His face wrinkled into fine creases when he smiled, making her blush like a teenager. She wanted to kick herself for making the effort.
“What problem was that?” Dora frowned.
“The two houses.” Tony’s voice was a deep baritone. One of those male voices Jenny found reverberated in her head. Something of a deep well to it. Almost haunting. Easy to recall.
“Here’s the children’s house. You were right. It should be separate from the other one. We’ll just stand them side by side on separate poles. Room for about twenty books in each one, though I think this one should open from the front so the kids can reach in easy.”
“The children’s house . . . hmmm,” Dora said.
“I’ve got yours right. You agree?”
“It’s perfect, as far as I can see. Jim would love it,” she answered.
“So I thought I’d make the other one look like your neighbor’s place. That way Zoe can paint fairies on the outside and Superman flying up the pole, or Spider-Man hanging by a thread from the eaves. She can put anything she wants inside: maybe a
Cat in the Hat
. Anything she wants. An extra surprise. Could maybe plant a kind of fairy garden behind the posts.”

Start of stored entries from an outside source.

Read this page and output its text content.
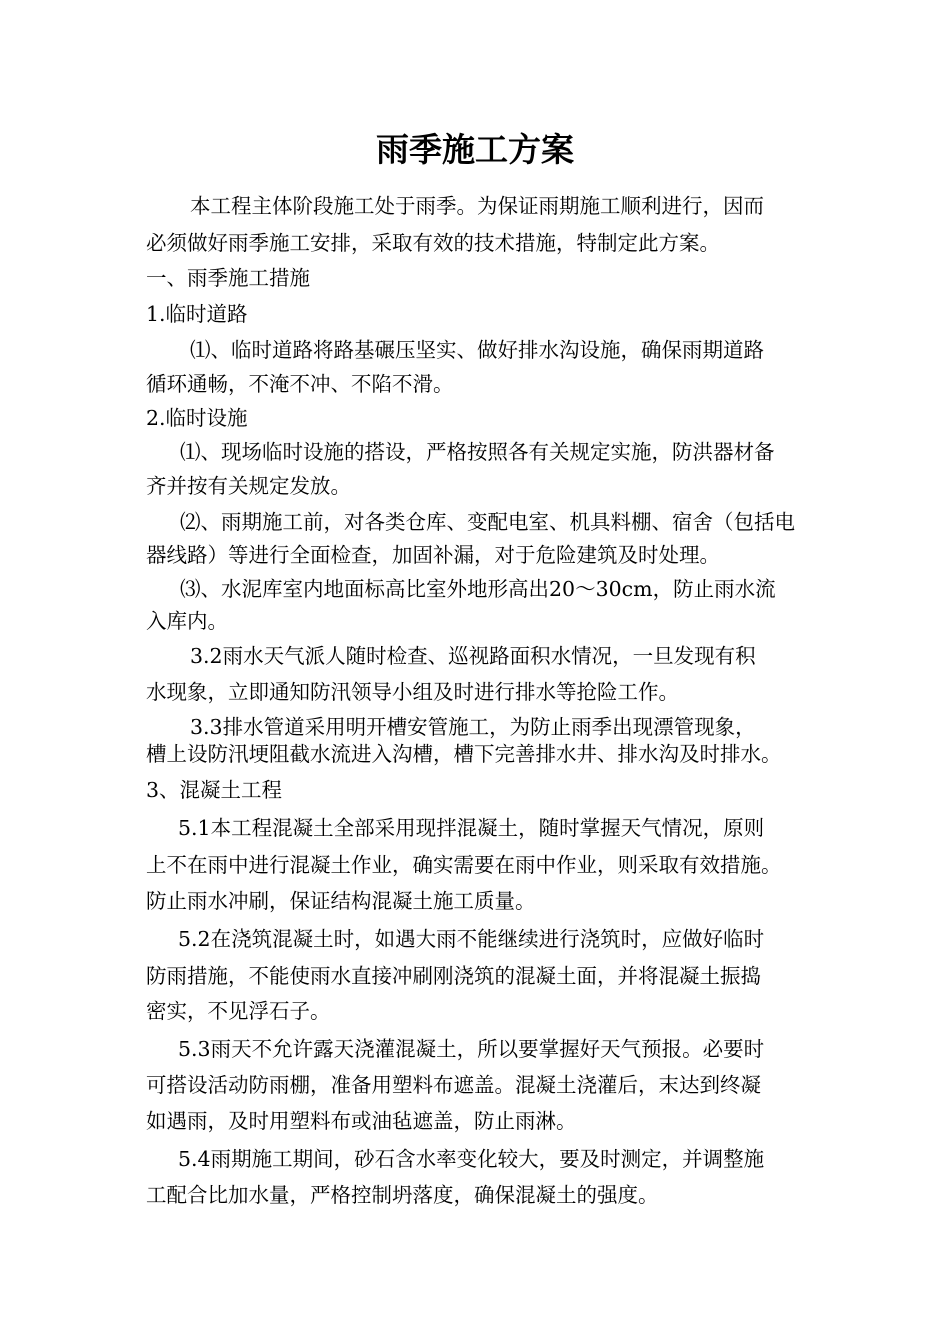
雨季施工方案
本工程主体阶段施工处于雨季。为保证雨期施工顺利进行，因而
必须做好雨季施工安排，采取有效的技术措施，特制定此方案。
一、雨季施工措施
1.临时道路
⑴、临时道路将路基碾压坚实、做好排水沟设施，确保雨期道路
循环通畅，不淹不冲、不陷不滑。
2.临时设施
⑴、现场临时设施的搭设，严格按照各有关规定实施，防洪器材备
齐并按有关规定发放。
⑵、雨期施工前，对各类仓库、变配电室、机具料棚、宿舍（包括电
器线路）等进行全面检查，加固补漏，对于危险建筑及时处理。
⑶、水泥库室内地面标高比室外地形高出20～30cm，防止雨水流
入库内。
3.2雨水天气派人随时检查、巡视路面积水情况，一旦发现有积
水现象，立即通知防汛领导小组及时进行排水等抢险工作。
3.3排水管道采用明开槽安管施工，为防止雨季出现漂管现象，
槽上设防汛埂阻截水流进入沟槽，槽下完善排水井、排水沟及时排水。
3、混凝土工程
5.1本工程混凝土全部采用现拌混凝土，随时掌握天气情况，原则
上不在雨中进行混凝土作业，确实需要在雨中作业，则采取有效措施。
防止雨水冲刷，保证结构混凝土施工质量。
5.2在浇筑混凝土时，如遇大雨不能继续进行浇筑时，应做好临时
防雨措施，不能使雨水直接冲刷刚浇筑的混凝土面，并将混凝土振捣
密实，不见浮石子。
5.3雨天不允许露天浇灌混凝土，所以要掌握好天气预报。必要时
可搭设活动防雨棚，准备用塑料布遮盖。混凝土浇灌后，末达到终凝
如遇雨，及时用塑料布或油毡遮盖，防止雨淋。
5.4雨期施工期间，砂石含水率变化较大，要及时测定，并调整施
工配合比加水量，严格控制坍落度，确保混凝土的强度。
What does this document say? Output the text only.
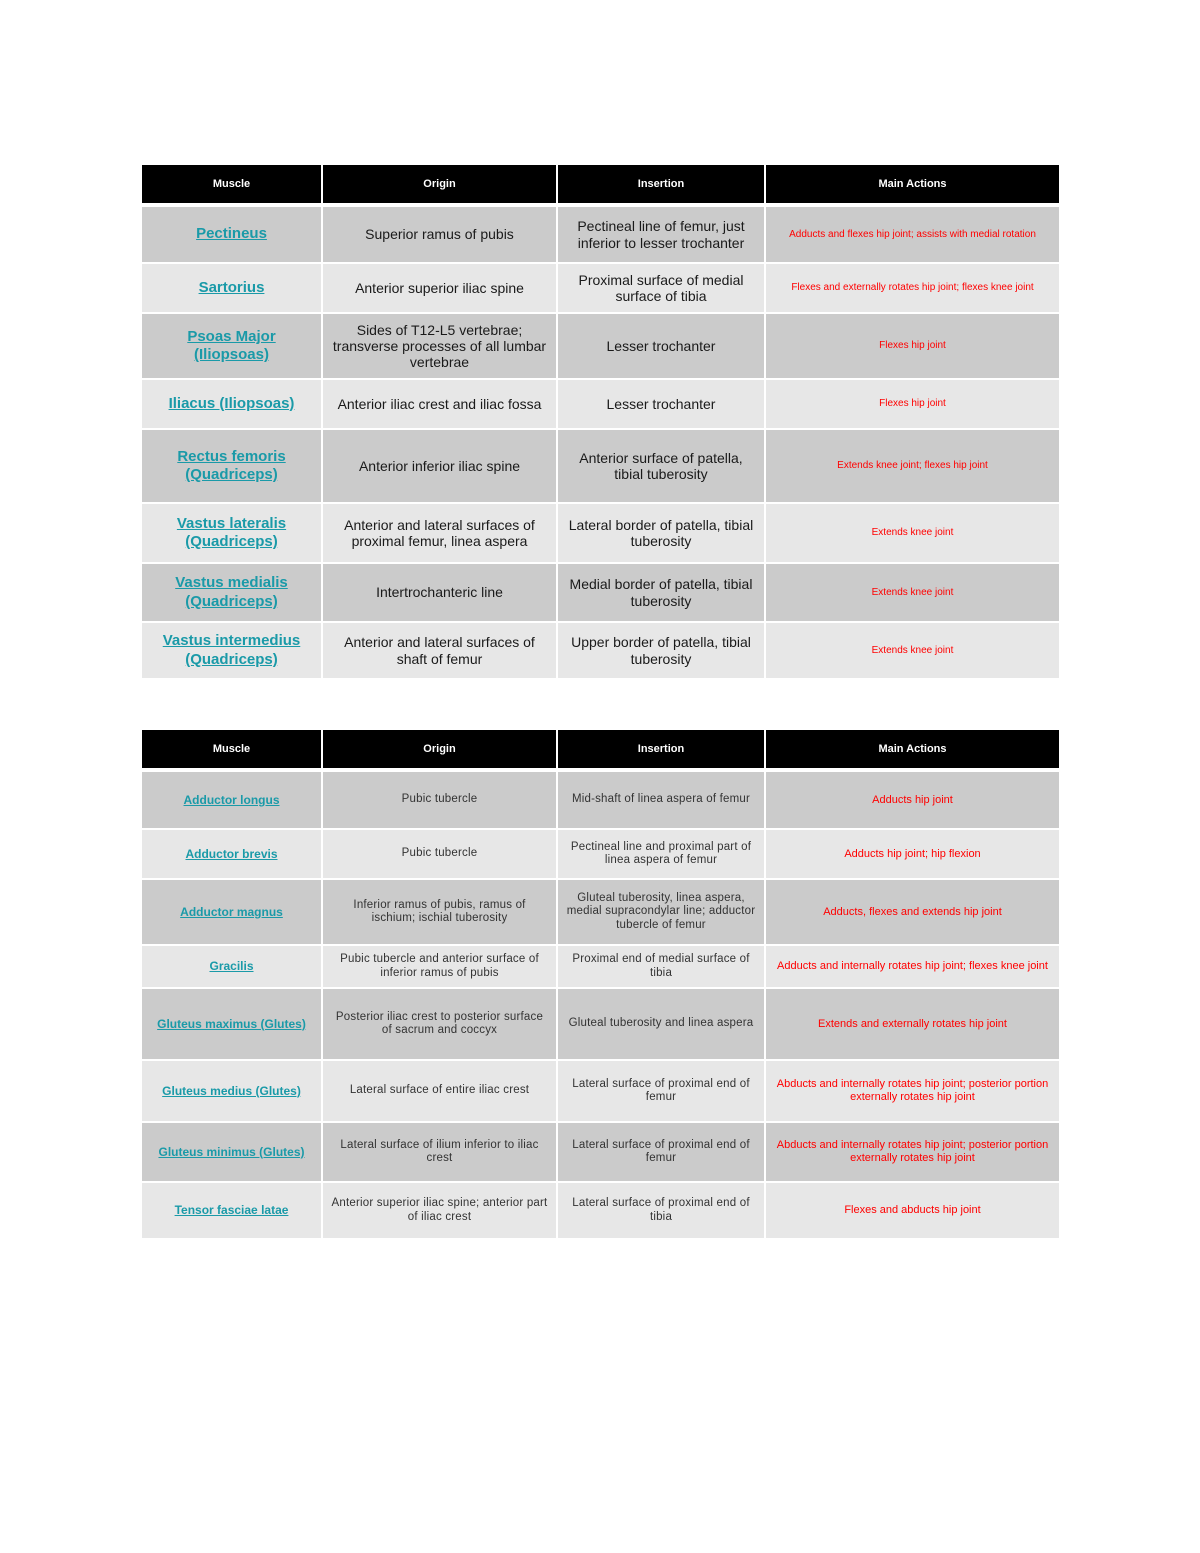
Muscle	Origin	Insertion	Main Actions
Pectineus	Superior ramus of pubis	Pectineal line of femur, just inferior to lesser trochanter	Adducts and flexes hip joint; assists with medial rotation
Sartorius	Anterior superior iliac spine	Proximal surface of medial surface of tibia	Flexes and externally rotates hip joint; flexes knee joint
Psoas Major (Iliopsoas)	Sides of T12-L5 vertebrae; transverse processes of all lumbar vertebrae	Lesser trochanter	Flexes hip joint
Iliacus (Iliopsoas)	Anterior iliac crest and iliac fossa	Lesser trochanter	Flexes hip joint
Rectus femoris (Quadriceps)	Anterior inferior iliac spine	Anterior surface of patella, tibial tuberosity	Extends knee joint; flexes hip joint
Vastus lateralis (Quadriceps)	Anterior and lateral surfaces of proximal femur, linea aspera	Lateral border of patella, tibial tuberosity	Extends knee joint
Vastus medialis (Quadriceps)	Intertrochanteric line	Medial border of patella, tibial tuberosity	Extends knee joint
Vastus intermedius (Quadriceps)	Anterior and lateral surfaces of shaft of femur	Upper border of patella, tibial tuberosity	Extends knee joint
Muscle	Origin	Insertion	Main Actions
Adductor longus	Pubic tubercle	Mid-shaft of linea aspera of femur	Adducts hip joint
Adductor brevis	Pubic tubercle	Pectineal line and proximal part of linea aspera of femur	Adducts hip joint; hip flexion
Adductor magnus	Inferior ramus of pubis, ramus of ischium; ischial tuberosity	Gluteal tuberosity, linea aspera, medial supracondylar line; adductor tubercle of femur	Adducts, flexes and extends hip joint
Gracilis	Pubic tubercle and anterior surface of inferior ramus of pubis	Proximal end of medial surface of tibia	Adducts and internally rotates hip joint; flexes knee joint
Gluteus maximus (Glutes)	Posterior iliac crest to posterior surface of sacrum and coccyx	Gluteal tuberosity and linea aspera	Extends and externally rotates hip joint
Gluteus medius (Glutes)	Lateral surface of entire iliac crest	Lateral surface of proximal end of femur	Abducts and internally rotates hip joint; posterior portion externally rotates hip joint
Gluteus minimus (Glutes)	Lateral surface of ilium inferior to iliac crest	Lateral surface of proximal end of femur	Abducts and internally rotates hip joint; posterior portion externally rotates hip joint
Tensor fasciae latae	Anterior superior iliac spine; anterior part of iliac crest	Lateral surface of proximal end of tibia	Flexes and abducts hip joint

Jenny leaned in close enough to see these two perfect houses. One was a copy of their house. The other house was Zoe’s—white siding, red door, and all.
“They’re fine. They’re truly fine.” Dora smiled happily from Tony to Jenny.

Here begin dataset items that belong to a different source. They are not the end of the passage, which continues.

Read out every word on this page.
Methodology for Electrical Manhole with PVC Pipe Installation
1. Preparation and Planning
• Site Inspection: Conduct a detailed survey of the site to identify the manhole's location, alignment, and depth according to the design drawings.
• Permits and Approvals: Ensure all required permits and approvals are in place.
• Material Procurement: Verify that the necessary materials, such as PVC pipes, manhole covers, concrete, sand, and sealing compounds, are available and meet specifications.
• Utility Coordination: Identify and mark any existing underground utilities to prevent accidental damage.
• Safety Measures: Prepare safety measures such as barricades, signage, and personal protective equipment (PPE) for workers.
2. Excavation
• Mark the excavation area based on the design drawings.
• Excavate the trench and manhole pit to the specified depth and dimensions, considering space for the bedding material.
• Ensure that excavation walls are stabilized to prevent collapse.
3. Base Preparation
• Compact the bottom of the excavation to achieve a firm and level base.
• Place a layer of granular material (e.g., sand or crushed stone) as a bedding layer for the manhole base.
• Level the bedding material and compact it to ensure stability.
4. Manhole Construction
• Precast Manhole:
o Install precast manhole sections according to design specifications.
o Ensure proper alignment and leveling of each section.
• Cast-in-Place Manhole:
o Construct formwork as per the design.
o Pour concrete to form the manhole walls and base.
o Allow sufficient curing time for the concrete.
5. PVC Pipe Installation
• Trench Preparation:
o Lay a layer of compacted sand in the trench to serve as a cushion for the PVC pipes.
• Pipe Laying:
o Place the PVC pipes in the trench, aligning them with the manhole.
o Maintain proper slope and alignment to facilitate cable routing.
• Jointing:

“Thought your neighbor’s would work.” He looked back at the women. “She writes about fairy tales and little people.”
“She’ll be pleased,” Dora said. “Now there will be two perfect libraries. And to think Lisa’s coming home in a few days. She’ll be so excited. Lisa met Zoe the last time she was here and just loves her. Things are certainly getting better. I didn’t want to change what was, but now we’ll have more children stopping by, along with the adults. And I’ll get to read books I haven’t read in ages.” Her mind drifted. “
Mary Poppins
and the Nancy Drews.”
“
The Indian in the Cupboard
,” Tony joined in.
“
If You Give a Mouse a Cookie
,” Jenny said, making them laugh.
Tony rolled up his plans and promised to begin work in two days, after Adam Cane’s funeral, because, of course, everyone in town was going to that.
He left as Zoe walked up the steps. They stopped to talk a minute before Tony went on his halting way. Zoe came in, screen door slamming shut behind her.

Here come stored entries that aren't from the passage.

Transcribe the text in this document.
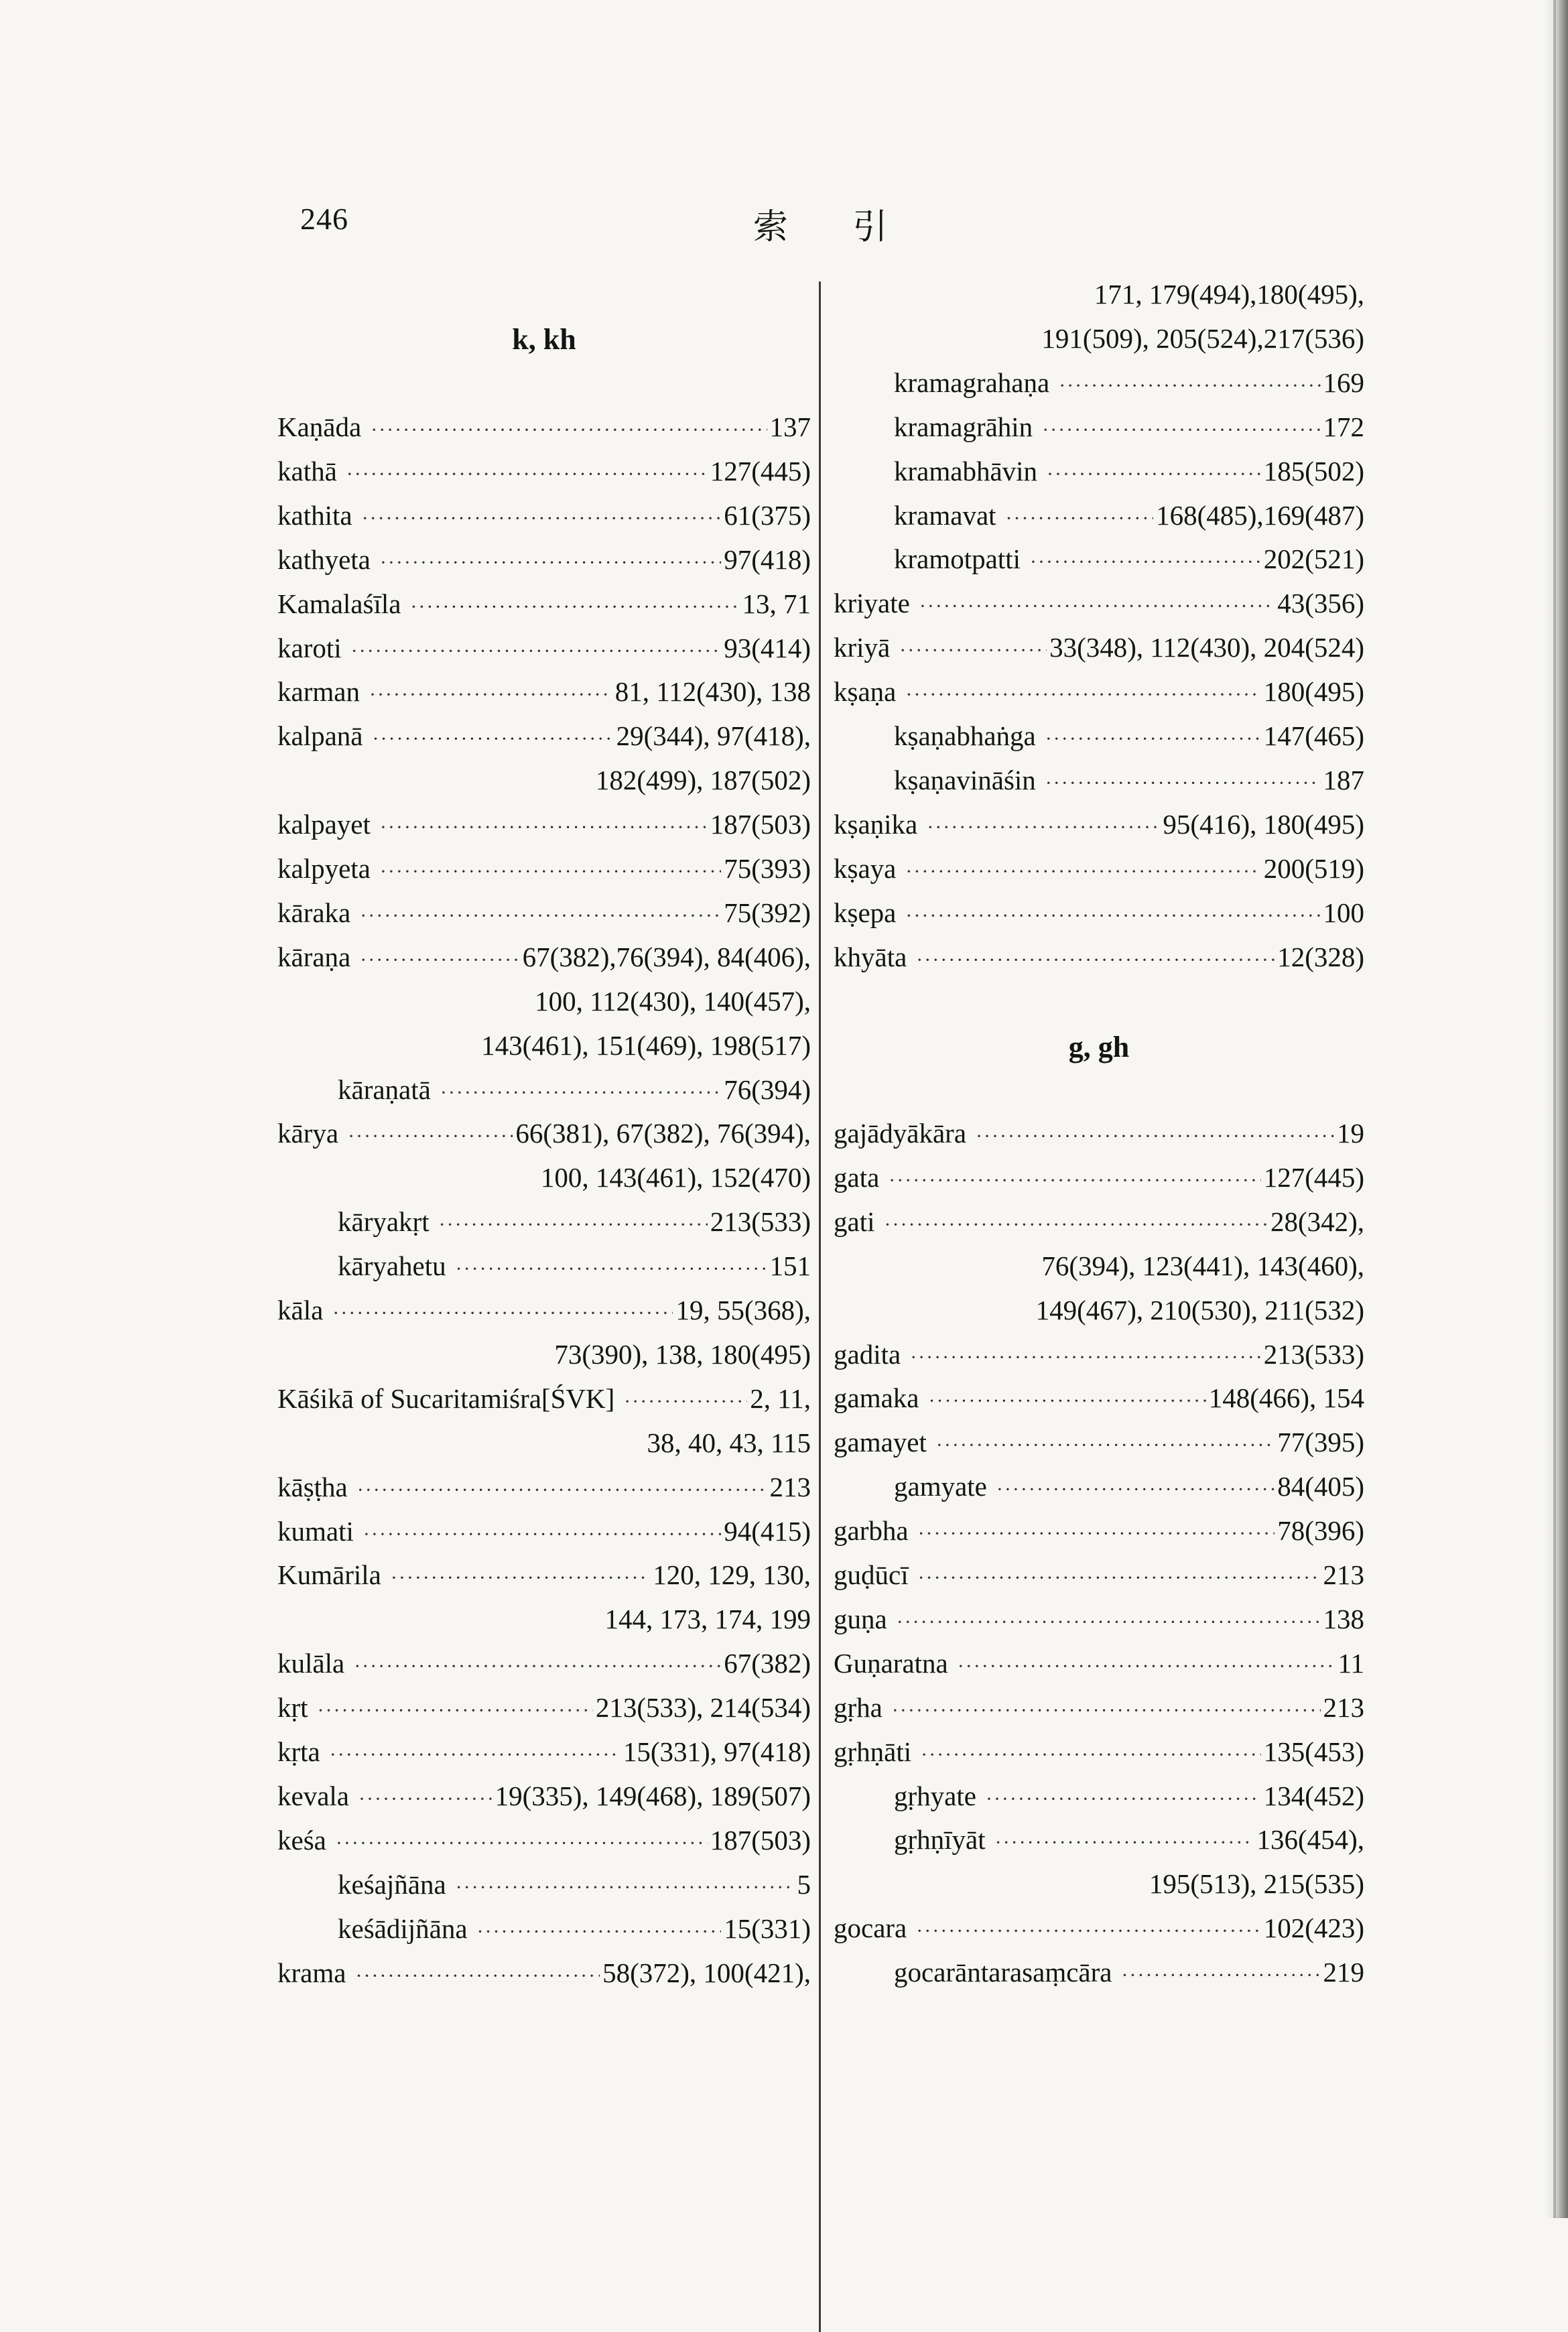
246	索 引
k, kh
Kaṇāda ·····	137
kathā ·····	127(445)
kathita ·····	61(375)
kathyeta ·····	97(418)
Kamalaśīla ·····	13, 71
karoti ·····	93(414)
karman ·····	81, 112(430), 138
kalpanā ·····	29(344), 97(418),
182(499), 187(502)
kalpayet ·····	187(503)
kalpyeta ·····	75(393)
kāraka ·····	75(392)
kāraṇa ·····	67(382),76(394), 84(406),
100, 112(430), 140(457),
143(461), 151(469), 198(517)
kāraṇatā ·····	76(394)
kārya ·····	66(381), 67(382), 76(394),
100, 143(461), 152(470)
kāryakṛt ·····	213(533)
kāryahetu ·····	151
kāla ·····	19, 55(368),
73(390), 138, 180(495)
Kāśikā of Sucaritamiśra[ŚVK] ·····	2, 11,
38, 40, 43, 115
kāṣṭha ·····	213
kumati ·····	94(415)
Kumārila ·····	120, 129, 130,
144, 173, 174, 199
kulāla ·····	67(382)
kṛt ·····	213(533), 214(534)
kṛta ·····	15(331), 97(418)
kevala ·····	19(335), 149(468), 189(507)
keśa ·····	187(503)
keśajñāna ·····	5
keśādijñāna ·····	15(331)
krama ·····	58(372), 100(421),
171, 179(494),180(495),
191(509), 205(524),217(536)
kramagrahaṇa ·····	169
kramagrāhin ·····	172
kramabhāvin ·····	185(502)
kramavat ·····	168(485),169(487)
kramotpatti ·····	202(521)
kriyate ·····	43(356)
kriyā ·····	33(348), 112(430), 204(524)
kṣaṇa ·····	180(495)
kṣaṇabhaṅga ·····	147(465)
kṣaṇavināśin ·····	187
kṣaṇika ·····	95(416), 180(495)
kṣaya ·····	200(519)
kṣepa ·····	100
khyāta ·····	12(328)
g, gh
gajādyākāra ·····	19
gata ·····	127(445)
gati ·····	28(342),
76(394), 123(441), 143(460),
149(467), 210(530), 211(532)
gadita ·····	213(533)
gamaka ·····	148(466), 154
gamayet ·····	77(395)
gamyate ·····	84(405)
garbha ·····	78(396)
guḍūcī ·····	213
guṇa ·····	138
Guṇaratna ·····	11
gṛha ·····	213
gṛhṇāti ·····	135(453)
gṛhyate ·····	134(452)
gṛhṇīyāt ·····	136(454),
195(513), 215(535)
gocara ·····	102(423)
gocarāntarasaṃcāra ·····	219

“Tony said you’ve got a surprise for me?” She looked from Jenny to Dora.
“We’re going to build two Little Libraries,” Dora said.
Zoe smiled a tepid smile. “That’s good, Dora.”
“Tony’s building a children’s house. Remember? You wanted that.”
Zoe lifted one side of her bottom to get on a chair and then slid the rest of herself up to bounce into place.
“That will be a very fine thing.” Zoe smiled again.
“Tony’s drawn up plans for the children’s library to look exactly like your house.”
Now her eyes flew open. For a minute, she said nothing, as if picturing such a place in her head. “Would there be room for fairies?”
“Paint some on the pole,” Dora said. “And how about a couple of superheroes for the boys?”
“And maybe a fairy on the roof,” Jenny said. “And fairy faces looking out the windows.”
Zoe’s eyes were huge by the time they’d finished.
“What a fine thing it will be!”
Dora had more happy news. “Also, Lisa’s coming home for the weekend.”
Zoe was even happier at that. “Be great to see her. I’d like to hear about that documentary she’s doing. We should have a party.”
Dora hurried to pour glasses of lemonade all around. “It might not look right, Zoe, with Adam’s death and all. I mean the party.”
She sighed. “Oh well. It will still be so nice to have Lisa home.”
Jenny felt her back get a little stiff. All this celebration over Lisa the Good. A tinge of old sibling jealousy zipped through her head.
Zoe picked up the heavy glass in front of her and took a dainty sip. “Good news is such a magical thing,” she said. “It changes you inside and pulls you right out of the doldrums.”
Dora clapped her hands. “Then you’re happy again. I’m so glad.”
Zoe’s eyes gleamed with mischief. “‘About as happy as King Charles the First when he was imprisoned.’”
Jenny rolled her eyes.
Zoe looked offended. “Lewis Carroll said that himself in a letter. But how happy could the king have been when he ended by being beheaded?”